A Deep Ranking Model for Spatio-Temporal Highlight Detection From a 360◦ Video
Keywords:Automatic summarization of 360 degree videos , Deep pairwise ranking models , Weakly supervised large-scale web video training
We address the problem of highlight detection from a 360◦ video by summarizing it both spatially and temporally. Given a long 360◦ video, we spatially select pleasantly-looking normal field-of-view (NFOV) segments from unlimited field of views (FOV) of the 360◦ video, and temporally summarize it into a concise and informative highlight as a selected subset of subshots. We propose a novel deep ranking model named as Composition View Score (CVS) model, which produces a spherical score map of composition per video segment, and determines which view is suitable for highlight via a sliding window kernel at inference.

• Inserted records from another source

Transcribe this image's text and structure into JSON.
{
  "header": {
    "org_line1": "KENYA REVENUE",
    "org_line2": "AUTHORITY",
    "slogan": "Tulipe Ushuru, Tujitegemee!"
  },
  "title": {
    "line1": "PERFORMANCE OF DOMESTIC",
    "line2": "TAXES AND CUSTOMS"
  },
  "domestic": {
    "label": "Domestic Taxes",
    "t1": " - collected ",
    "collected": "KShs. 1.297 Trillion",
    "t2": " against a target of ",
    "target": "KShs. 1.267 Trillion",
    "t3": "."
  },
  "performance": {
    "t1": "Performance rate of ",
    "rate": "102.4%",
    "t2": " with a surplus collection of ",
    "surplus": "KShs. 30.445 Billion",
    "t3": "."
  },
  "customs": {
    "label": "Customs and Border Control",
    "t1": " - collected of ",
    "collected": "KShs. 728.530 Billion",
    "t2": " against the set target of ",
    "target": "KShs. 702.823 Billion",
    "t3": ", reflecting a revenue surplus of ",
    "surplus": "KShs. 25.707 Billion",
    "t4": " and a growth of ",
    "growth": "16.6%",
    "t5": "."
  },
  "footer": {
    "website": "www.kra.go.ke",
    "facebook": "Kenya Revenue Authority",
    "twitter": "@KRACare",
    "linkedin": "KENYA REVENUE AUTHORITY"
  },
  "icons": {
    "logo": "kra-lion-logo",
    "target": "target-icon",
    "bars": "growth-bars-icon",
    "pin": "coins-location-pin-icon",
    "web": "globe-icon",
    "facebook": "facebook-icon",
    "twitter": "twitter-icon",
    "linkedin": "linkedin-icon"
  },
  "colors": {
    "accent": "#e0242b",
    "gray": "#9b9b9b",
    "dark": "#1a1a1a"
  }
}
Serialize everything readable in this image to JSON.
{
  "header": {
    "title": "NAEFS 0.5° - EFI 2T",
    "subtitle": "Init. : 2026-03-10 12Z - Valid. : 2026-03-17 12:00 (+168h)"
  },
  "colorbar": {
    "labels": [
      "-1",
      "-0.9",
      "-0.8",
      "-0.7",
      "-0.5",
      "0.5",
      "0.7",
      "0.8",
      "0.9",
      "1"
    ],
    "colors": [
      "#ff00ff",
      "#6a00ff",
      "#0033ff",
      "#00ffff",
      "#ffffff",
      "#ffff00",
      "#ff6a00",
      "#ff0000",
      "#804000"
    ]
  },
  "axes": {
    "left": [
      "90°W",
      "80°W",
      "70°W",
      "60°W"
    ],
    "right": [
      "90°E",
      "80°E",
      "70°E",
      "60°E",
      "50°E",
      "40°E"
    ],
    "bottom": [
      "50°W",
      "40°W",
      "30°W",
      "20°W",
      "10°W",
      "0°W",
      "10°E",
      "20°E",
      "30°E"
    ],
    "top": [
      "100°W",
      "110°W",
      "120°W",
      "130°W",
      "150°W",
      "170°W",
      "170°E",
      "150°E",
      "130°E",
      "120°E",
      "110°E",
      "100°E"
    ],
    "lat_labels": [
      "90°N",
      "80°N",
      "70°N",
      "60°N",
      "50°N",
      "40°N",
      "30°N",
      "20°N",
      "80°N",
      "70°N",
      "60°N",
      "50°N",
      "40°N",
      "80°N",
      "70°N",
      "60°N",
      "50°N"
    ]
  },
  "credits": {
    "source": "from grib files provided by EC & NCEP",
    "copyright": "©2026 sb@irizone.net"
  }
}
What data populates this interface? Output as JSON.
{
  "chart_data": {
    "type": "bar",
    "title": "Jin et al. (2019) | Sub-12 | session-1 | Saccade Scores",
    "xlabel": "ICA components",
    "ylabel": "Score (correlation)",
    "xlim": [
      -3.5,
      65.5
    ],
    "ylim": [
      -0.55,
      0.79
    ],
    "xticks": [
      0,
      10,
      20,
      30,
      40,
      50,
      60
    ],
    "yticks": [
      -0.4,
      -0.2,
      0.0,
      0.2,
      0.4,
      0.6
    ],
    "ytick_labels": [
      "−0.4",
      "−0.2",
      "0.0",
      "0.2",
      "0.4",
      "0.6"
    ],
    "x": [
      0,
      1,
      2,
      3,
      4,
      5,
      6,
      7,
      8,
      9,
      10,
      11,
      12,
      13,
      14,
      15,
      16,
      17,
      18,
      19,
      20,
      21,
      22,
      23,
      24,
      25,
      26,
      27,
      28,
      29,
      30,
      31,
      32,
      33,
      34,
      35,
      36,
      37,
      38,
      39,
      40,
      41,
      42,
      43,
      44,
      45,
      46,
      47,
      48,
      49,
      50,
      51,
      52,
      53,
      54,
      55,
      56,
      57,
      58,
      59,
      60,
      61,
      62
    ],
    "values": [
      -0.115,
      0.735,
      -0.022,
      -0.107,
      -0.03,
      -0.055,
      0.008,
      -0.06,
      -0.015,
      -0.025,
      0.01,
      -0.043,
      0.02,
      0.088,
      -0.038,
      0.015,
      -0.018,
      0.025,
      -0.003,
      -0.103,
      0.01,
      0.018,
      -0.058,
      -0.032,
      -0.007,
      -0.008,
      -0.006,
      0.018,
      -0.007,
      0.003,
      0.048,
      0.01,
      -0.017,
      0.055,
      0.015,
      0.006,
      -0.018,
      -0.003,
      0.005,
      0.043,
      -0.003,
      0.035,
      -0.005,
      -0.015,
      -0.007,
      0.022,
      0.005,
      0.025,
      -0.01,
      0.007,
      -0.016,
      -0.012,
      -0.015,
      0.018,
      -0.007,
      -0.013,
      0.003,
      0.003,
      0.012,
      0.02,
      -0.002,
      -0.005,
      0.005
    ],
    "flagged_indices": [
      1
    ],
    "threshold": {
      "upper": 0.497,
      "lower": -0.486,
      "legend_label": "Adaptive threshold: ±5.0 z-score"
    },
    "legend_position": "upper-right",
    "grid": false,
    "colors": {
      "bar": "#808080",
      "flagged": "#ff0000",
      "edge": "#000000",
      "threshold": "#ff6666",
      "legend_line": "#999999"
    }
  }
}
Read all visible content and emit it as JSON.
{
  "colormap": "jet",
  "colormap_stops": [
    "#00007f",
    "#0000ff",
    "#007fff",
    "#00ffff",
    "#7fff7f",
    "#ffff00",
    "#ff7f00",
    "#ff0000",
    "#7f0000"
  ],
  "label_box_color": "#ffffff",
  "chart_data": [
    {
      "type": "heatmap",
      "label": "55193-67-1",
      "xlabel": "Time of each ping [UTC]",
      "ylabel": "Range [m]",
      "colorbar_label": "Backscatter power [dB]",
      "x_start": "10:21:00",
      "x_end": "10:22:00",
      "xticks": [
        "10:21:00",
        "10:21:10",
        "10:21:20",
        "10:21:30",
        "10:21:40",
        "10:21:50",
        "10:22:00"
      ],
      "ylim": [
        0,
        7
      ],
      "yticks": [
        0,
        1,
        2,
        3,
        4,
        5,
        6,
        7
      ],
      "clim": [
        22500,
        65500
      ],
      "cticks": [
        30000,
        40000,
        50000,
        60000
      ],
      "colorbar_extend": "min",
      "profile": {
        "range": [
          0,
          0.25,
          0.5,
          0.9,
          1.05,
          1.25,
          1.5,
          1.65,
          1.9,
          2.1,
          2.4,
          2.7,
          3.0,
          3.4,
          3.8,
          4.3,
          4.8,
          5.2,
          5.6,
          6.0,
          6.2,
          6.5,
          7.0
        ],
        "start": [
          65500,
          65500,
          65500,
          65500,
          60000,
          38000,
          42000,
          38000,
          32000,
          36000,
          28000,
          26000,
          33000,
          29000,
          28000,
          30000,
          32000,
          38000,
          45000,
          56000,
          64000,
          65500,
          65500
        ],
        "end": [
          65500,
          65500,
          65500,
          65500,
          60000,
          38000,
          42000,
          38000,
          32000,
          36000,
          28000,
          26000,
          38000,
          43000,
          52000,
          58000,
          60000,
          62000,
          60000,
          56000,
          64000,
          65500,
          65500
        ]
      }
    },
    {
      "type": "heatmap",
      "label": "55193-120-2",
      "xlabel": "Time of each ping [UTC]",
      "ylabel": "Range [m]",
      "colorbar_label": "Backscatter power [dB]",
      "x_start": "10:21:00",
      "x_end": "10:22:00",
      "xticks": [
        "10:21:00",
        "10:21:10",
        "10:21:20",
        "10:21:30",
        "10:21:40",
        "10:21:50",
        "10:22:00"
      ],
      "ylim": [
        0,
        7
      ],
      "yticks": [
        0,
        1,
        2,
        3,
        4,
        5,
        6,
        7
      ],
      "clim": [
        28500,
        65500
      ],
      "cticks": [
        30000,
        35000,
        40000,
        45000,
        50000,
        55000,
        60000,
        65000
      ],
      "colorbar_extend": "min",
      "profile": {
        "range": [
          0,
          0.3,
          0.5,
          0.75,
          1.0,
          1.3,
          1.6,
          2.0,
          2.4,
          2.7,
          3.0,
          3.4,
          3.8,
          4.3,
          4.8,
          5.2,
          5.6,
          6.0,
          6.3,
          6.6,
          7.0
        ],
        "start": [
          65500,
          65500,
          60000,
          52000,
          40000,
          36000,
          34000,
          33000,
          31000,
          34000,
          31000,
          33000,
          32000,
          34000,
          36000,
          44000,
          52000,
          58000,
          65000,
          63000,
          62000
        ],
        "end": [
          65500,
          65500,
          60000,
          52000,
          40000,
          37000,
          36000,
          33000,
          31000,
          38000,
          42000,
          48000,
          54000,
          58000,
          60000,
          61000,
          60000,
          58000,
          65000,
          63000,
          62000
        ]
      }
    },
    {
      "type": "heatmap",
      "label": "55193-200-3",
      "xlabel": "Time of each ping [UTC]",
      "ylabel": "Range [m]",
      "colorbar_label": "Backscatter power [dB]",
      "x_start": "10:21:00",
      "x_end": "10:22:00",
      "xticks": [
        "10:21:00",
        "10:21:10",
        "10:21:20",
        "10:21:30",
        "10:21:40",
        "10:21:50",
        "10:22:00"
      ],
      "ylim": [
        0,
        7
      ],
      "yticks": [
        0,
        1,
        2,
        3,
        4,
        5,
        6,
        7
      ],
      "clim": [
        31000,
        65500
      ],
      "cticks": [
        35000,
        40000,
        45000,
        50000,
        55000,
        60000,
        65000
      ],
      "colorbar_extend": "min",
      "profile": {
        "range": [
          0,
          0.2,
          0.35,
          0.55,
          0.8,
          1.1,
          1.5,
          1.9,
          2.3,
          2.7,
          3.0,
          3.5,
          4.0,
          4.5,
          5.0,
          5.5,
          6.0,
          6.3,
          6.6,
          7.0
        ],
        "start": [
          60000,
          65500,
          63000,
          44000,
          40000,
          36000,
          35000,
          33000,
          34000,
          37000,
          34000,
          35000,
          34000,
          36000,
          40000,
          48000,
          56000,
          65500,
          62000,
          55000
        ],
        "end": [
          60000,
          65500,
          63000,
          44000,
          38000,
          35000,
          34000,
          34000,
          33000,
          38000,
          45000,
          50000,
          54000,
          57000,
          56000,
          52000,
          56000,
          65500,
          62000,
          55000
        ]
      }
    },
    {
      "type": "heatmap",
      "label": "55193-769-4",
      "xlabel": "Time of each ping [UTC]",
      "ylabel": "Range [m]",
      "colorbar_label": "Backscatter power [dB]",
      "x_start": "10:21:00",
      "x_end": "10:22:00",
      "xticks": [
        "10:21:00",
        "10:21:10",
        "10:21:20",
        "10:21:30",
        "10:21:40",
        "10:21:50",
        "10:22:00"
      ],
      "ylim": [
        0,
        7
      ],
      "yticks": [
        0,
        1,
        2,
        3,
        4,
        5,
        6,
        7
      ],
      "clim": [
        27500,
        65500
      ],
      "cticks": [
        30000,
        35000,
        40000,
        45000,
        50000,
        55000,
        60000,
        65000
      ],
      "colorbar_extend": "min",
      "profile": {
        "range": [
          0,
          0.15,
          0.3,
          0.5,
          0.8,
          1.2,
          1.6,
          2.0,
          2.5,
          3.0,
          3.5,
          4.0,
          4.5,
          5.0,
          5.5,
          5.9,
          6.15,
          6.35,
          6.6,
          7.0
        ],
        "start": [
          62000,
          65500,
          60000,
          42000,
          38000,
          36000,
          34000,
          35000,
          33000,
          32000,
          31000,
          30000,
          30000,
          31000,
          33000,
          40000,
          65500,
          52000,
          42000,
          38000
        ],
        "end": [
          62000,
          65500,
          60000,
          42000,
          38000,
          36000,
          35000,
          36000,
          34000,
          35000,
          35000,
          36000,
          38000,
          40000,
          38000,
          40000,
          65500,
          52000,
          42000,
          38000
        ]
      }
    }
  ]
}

To evaluate the proposed framework, we perform experiments on the Pano2Vid benchmark dataset (Su, Jayaraman, and Grauman 2016) and our newly collected 360◦ video highlight dataset from YouTube and Vimeo. Through evaluation using both quantitative summarization metrics and user studies via Amazon Mechanical Turk, we demonstrate that our approach outperforms several state-of-the-art highlight detection methods.We also show that our model is 16 times faster at inference than AutoCam (Su, Jayaraman, and Grauman 2016), which is one of the first summarization algorithms of 360◦ videos.